一方で、利便性を追求する現場のエンジニアや事業部が、情報システム部門の管理を離れて独自にAIエージェントを構築してしまう「シャドーAI」のリスクも無視できません。日本企業に求められるのは、単にAIの利用を一律に制限することではなく、ゼロトラスト(すべてのアクセスを疑い、検証する)の概念をAIシステムにも適用し、細やかな権限管理と監査ログの取得をセットにしたガバナンス体制を構築することです。
日本企業のAI活用への示唆
これからのAI活用において、日本企業の意思決定者や実務担当者が意識すべきポイントは以下の通りです。
第一に、「AI導入」と「セキュリティ」をセットで予算化することです。AIエージェントの開発やプロダクトへの組み込みを行う際は、必ずセキュリティ監視や脆弱性テストのコストを初期段階から見込む必要があります。
第二に、AIの権限は最小限からスモールスタートすることです。

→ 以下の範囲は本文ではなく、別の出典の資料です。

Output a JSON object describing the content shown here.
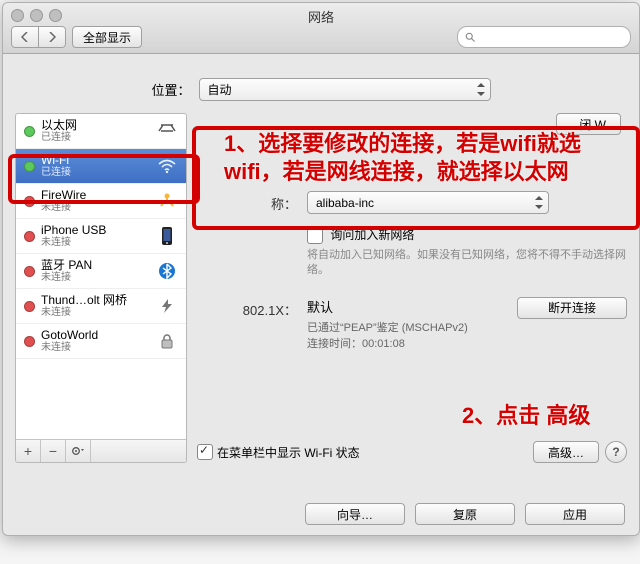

最初からAIにシステム全体の書き込み権限を与えるのではなく、まずは読み取り専用や、人間の最終承認(Human-in-the-loop)を必須とするフローから始め、安全性と実用性を検証しながら段階的に権限を拡大していくアプローチが有効です。
第三に、社内のデータ基盤とアクセス権限の整理を急ぐことです。AIエージェントが安全かつ正確に機能するためには、基盤となる社内データの整備が不可欠です。誰がどのデータにアクセスできるのか、既存の権限モデルを見直し、AI向けに整理・統合していくことが、結果としてAIプロジェクト成功の近道となります。